Le 12 décembre 1830 Mr Pierre RIVEREAU Sous-Préfet de Loudun prononça l'éloge funèbre d'Auguste CHAUVET mort à Nantes lors des Journées de Juillet en ces termes.
"Des princes qui nous avaient été imposés par l'étranger donnèrent à regret une liberté qu'ils avaient juré de détruire quand l'occasion s'en présenterait ; mais tel est ton empire sur un cœur vraiment français, ô liberté ! qu'à peine un roi parjure a-t-il brisé les liens qui l'unissaient à la France, qu'aussitôt elle saisit ses armes, tout Paris se lève comme un seul homme et trois jours suffisent pour renverser cette royauté de droit divin ! Les fiers Bretons imitent l'exemple de la capitale ; Nantes s'est levée pour la liberté : O toi CHAUVET ! toi noble ami que nous pleurons toi dont l'âme généreuse et fière s'indigne au nom d'esclavage, tu parcourais en armes des rues qui bientôt devaient être teintes de ton sang ! tu les faisais entendre ces cris si chers à la France ! tu jurais de mourir pour la liberté, quand de vils seides de l'obéissance passive vinrent te frapper te frapper d'un plomb homicide ! Tu tombes et meurs. Pleurons, mes amis, pleurons CHAUVET il était digne de nous et de la France ! Et toi famille infortunée ! toi dont une fille chérie faisait naguère le bonheur, tu l’as perdu ! Il ne restait plus qu’un fils. Il repose dans la tombe ; consoles-toi il est mort pour la Patrie.

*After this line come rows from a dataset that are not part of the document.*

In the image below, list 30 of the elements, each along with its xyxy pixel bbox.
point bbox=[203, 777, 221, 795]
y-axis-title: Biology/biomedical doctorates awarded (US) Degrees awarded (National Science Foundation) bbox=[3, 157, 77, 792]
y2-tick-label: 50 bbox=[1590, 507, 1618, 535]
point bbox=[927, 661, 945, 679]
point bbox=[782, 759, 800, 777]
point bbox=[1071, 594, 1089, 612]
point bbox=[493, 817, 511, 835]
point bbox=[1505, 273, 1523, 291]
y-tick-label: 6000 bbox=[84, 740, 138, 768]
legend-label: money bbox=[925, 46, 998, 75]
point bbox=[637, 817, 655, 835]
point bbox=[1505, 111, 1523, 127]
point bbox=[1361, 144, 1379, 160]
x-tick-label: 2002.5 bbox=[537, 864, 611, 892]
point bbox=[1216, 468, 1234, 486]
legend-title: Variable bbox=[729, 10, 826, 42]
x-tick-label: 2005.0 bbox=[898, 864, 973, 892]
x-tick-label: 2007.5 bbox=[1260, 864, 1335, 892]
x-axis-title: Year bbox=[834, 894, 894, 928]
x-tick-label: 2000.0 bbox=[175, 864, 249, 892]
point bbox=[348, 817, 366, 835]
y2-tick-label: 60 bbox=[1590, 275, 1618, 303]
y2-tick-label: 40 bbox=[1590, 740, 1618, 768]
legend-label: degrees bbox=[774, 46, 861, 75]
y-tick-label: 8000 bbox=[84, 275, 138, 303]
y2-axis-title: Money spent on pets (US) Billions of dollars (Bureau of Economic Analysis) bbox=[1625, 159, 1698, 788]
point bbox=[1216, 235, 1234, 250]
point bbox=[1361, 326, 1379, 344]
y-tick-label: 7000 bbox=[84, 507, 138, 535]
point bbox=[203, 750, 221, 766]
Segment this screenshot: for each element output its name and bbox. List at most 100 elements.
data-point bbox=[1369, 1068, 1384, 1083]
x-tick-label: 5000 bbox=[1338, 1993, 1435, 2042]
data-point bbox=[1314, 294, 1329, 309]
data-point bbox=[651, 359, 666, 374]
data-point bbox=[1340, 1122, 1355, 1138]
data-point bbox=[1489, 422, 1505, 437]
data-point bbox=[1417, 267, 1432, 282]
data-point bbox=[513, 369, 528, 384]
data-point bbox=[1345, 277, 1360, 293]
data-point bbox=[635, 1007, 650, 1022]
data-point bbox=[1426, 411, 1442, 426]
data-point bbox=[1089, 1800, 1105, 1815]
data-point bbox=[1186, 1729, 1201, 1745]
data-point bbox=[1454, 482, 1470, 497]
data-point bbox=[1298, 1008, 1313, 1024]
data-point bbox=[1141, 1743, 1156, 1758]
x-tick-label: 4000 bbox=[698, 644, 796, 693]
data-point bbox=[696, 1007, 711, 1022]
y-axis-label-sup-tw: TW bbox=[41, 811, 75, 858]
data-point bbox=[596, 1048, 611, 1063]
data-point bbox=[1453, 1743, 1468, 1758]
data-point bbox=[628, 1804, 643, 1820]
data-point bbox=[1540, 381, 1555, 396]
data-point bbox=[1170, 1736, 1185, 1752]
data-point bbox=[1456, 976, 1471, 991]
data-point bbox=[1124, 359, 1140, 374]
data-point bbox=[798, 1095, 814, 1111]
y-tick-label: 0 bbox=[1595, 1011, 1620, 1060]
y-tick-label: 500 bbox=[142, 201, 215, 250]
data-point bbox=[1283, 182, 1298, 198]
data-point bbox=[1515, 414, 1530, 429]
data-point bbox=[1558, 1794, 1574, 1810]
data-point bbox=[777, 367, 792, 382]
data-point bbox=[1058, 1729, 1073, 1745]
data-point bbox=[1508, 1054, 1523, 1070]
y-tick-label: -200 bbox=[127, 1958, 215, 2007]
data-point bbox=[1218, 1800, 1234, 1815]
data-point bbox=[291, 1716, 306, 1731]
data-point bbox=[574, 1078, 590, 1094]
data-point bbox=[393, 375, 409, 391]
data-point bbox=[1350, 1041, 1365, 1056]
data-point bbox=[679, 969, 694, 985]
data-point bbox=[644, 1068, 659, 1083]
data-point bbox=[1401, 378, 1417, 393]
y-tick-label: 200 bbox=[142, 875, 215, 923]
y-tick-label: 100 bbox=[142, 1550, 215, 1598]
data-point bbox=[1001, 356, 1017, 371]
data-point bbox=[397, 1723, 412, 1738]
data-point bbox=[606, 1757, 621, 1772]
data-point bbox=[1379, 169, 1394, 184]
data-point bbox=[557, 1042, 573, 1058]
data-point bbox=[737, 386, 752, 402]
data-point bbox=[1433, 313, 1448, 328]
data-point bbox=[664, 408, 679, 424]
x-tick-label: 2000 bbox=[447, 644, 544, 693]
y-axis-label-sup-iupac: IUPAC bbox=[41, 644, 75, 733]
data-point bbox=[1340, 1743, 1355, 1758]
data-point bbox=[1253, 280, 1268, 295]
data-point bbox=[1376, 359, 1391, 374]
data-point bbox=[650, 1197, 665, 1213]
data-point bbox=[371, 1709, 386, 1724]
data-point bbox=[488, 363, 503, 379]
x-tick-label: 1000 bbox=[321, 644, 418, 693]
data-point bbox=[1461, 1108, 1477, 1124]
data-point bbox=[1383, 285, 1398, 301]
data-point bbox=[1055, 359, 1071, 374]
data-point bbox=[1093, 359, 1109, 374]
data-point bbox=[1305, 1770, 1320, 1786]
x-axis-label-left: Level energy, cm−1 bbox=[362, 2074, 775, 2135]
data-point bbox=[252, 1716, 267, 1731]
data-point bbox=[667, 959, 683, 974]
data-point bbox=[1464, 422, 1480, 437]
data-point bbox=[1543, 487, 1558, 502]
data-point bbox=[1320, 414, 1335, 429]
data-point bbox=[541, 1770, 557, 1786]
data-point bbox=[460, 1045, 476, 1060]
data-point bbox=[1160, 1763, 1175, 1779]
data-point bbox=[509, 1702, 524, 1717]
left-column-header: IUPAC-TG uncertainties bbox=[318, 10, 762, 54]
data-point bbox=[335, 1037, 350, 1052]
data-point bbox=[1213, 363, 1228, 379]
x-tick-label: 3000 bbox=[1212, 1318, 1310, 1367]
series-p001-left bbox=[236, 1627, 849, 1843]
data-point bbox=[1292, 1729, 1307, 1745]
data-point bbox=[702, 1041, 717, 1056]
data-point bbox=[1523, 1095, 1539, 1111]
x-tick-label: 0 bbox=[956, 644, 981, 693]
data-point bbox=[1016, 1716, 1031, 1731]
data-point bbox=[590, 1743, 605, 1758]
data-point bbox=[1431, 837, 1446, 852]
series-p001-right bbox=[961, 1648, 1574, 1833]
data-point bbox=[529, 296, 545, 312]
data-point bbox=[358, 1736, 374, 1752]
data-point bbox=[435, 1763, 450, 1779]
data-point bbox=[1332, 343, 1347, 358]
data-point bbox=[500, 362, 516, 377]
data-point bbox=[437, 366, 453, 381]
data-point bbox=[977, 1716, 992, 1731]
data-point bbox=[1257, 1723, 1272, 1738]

Adieu CHAUVET, adieu digne ami ! Puisse la couronne dont nous ombrageons ta tête, puissent le tombeau que nous élevons à ta mémoire et les honneurs que nous te rendons être un témoignage digne de nos regrets et de ton courage ! Adieu ! "
Qui était Auguste CHAUVET ?
Il était né d’Auguste CHAUVET et de Julie IMBERT le 19 germinal an 13 à Loudun. Son père riche propriétaire demeurait rue de la Mairie à Loudun. Sa sœur Julie, née le 21 fructior an IX, épousa François Jules DUCHASTENIER, Juge de paix. Elle en eut deux filles Félicité née le 17 juin 1824 et Elodie née quelques jours avant la mort de sa mère le 14 avril 1830.
Nul doute qu’Auguste CHAUVET fut frappé par la mort de sa sœur à 28 ans.
Ce commis négociant fut blessé le 30 Juillet 1830 à Nantes. Il mourut à 18 heures en la maison du Sieur BOUVIER, couvreur, au 7 quai Brancas 3e ecarton. Les témoins de son décès furent Jean-Marie PILON demeurant rue du Puits d’Argent et Julien Clément SORET demeurant au Boulevard.